Gli arrestati sono stati bloccati a bordo dell’autovettura in uso e al cui interno sono stati rinvenute e sottoposte a sequestro, due radio trasmittenti complete di auricolari, una valigia contenente vari arnesi atti allo scasso,  un marsupio contenente una pistola giocattolo, due telefoni cellulari e una parte della refurtiva consistente in una aspirapolvere, modello folletto, ed un elettrodomestico modello bimby.

I due complici riusciti a dileguarsi, hanno abbandonato, dopo un prolungato inseguimento, l’autovettura in loro uso, all’interno della quale è stata  recuperata insieme ad alcuni arnesi atti allo scasso, la restante refurtiva asportata dall’appartamento.

Le ricerche,  di questi ultimi sono proseguite sino fino alle ore 19.00 circa, quando una pattuglia del citato reparto ha notato i ricercati sostare  all’esterno di un bar ubicato a Caserta in via Ferrarecce.

In quel frangente i carabinieri sono riusciti subito a bloccare ed arrestare Salvati Salvatore, classe 1974, residente a Napoli,  mentre il secondo fuggitivo è riuscito a dileguarsi scavalcando il muro di delimitazione dei binari ferroviari.

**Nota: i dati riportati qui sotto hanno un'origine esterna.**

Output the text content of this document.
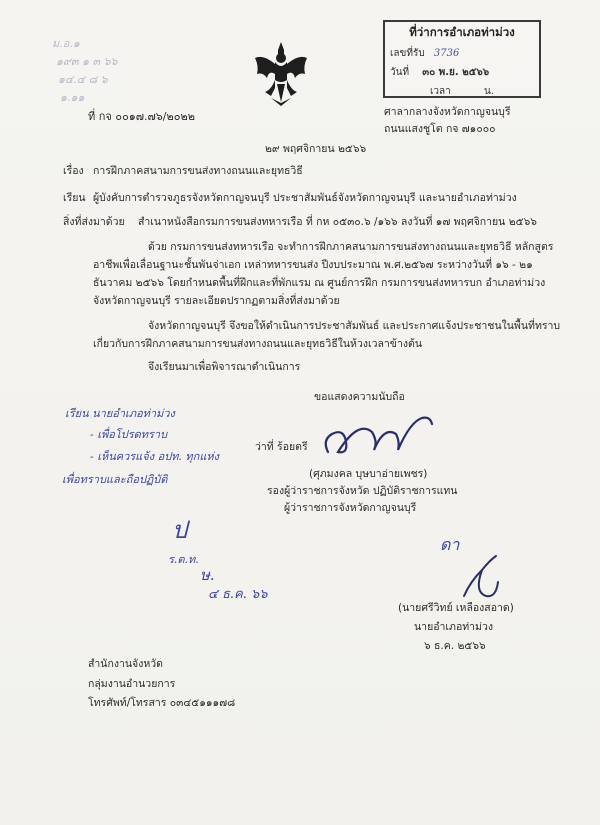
ม.อ.๑
๑๙๓ ๑ ๓ ๖๖
๑๔.๔ ๘ ๖
๑.๑๑
ที่ว่าการอำเภอท่าม่วง
เลขที่รับ 3736
วันที่ ๓๐ พ.ย. ๒๕๖๖
เวลา	น.
ที่ กจ ๐๐๑๗.๗๖/๒๐๒๒	ศาลากลางจังหวัดกาญจนบุรี
ถนนแสงชูโต กจ ๗๑๐๐๐
๒๙ พฤศจิกายน ๒๕๖๖
เรื่อง การฝึกภาคสนามการขนส่งทางถนนและยุทธวิธี
เรียน ผู้บังคับการตำรวจภูธรจังหวัดกาญจนบุรี ประชาสัมพันธ์จังหวัดกาญจนบุรี และนายอำเภอท่าม่วง
สิ่งที่ส่งมาด้วย สำเนาหนังสือกรมการขนส่งทหารเรือ ที่ กห ๐๕๓๐.๖ /๑๖๖ ลงวันที่ ๑๗ พฤศจิกายน ๒๕๖๖
ด้วย กรมการขนส่งทหารเรือ จะทำการฝึกภาคสนามการขนส่งทางถนนและยุทธวิธี หลักสูตร
อาชีพเพื่อเลื่อนฐานะชั้นพันจ่าเอก เหล่าทหารขนส่ง ปีงบประมาณ พ.ศ.๒๕๖๗ ระหว่างวันที่ ๑๖ - ๒๑
ธันวาคม ๒๕๖๖ โดยกำหนดพื้นที่ฝึกและที่พักแรม ณ ศูนย์การฝึก กรมการขนส่งทหารบก อำเภอท่าม่วง
จังหวัดกาญจนบุรี รายละเอียดปรากฏตามสิ่งที่ส่งมาด้วย
จังหวัดกาญจนบุรี จึงขอให้ดำเนินการประชาสัมพันธ์ และประกาศแจ้งประชาชนในพื้นที่ทราบ
เกี่ยวกับการฝึกภาคสนามการขนส่งทางถนนและยุทธวิธีในห้วงเวลาข้างต้น
จึงเรียนมาเพื่อพิจารณาดำเนินการ
ขอแสดงความนับถือ
เรียน นายอำเภอท่าม่วง
- เพื่อโปรดทราบ
- เห็นควรแจ้ง อปท. ทุกแห่ง
เพื่อทราบและถือปฏิบัติ
ว่าที่ ร้อยตรี
(ศุภมงคล บุษบาอ่ายเพชร)
รองผู้ว่าราชการจังหวัด ปฏิบัติราชการแทน
ผู้ว่าราชการจังหวัดกาญจนบุรี
ป
ร.ต.ท.
ษ.
๔ ธ.ค. ๖๖
ดา
(นายศรีวิทย์ เหลืองสอาด)
นายอำเภอท่าม่วง
๖ ธ.ค. ๒๕๖๖
สำนักงานจังหวัด
กลุ่มงานอำนวยการ
โทรศัพท์/โทรสาร ๐๓๔๕๑๑๑๗๘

Nella circostanza, il V. Brig. Emanuele Reali, postosi all’inseguimento del malvivente, mentre tentava di attraversare i binari e bloccare il malvivente è stato investito dal treno regionale in transito, proveniente da Piedimonte Matese e diretto a Napoli Centrale, decedendo sul colpo.

Indagini in corso, coordinate dalla Procura di Santa Maria Capua Vetere e volte all’identificazione ed alla cattura del fuggitivo.

Intanto l’esito dell’udienza di ieri lascia un po’ d’amaro in bocca. Per Cristian Pengue, 22 anni, incensurato, il giudice ha disposto l’obbligo di dimora a Napoli, dove risiede, nella zona del rione Traiano. Decisi invece i domiciliari per gli altri due soggetti fermati, come riportato dal sito de IlMattino. Pengue ha fatto da palo mentre gli altri ripulivano la casa. Pasquale Reale di via Majorana a Napoli, è stato fermato in mattinata con Pengue, mentre Salvatore Salvati, di via Catone a Napoli, è stato bloccato invece nei minuti che hanno preceduto il dramma. I due sono ai domiciliari.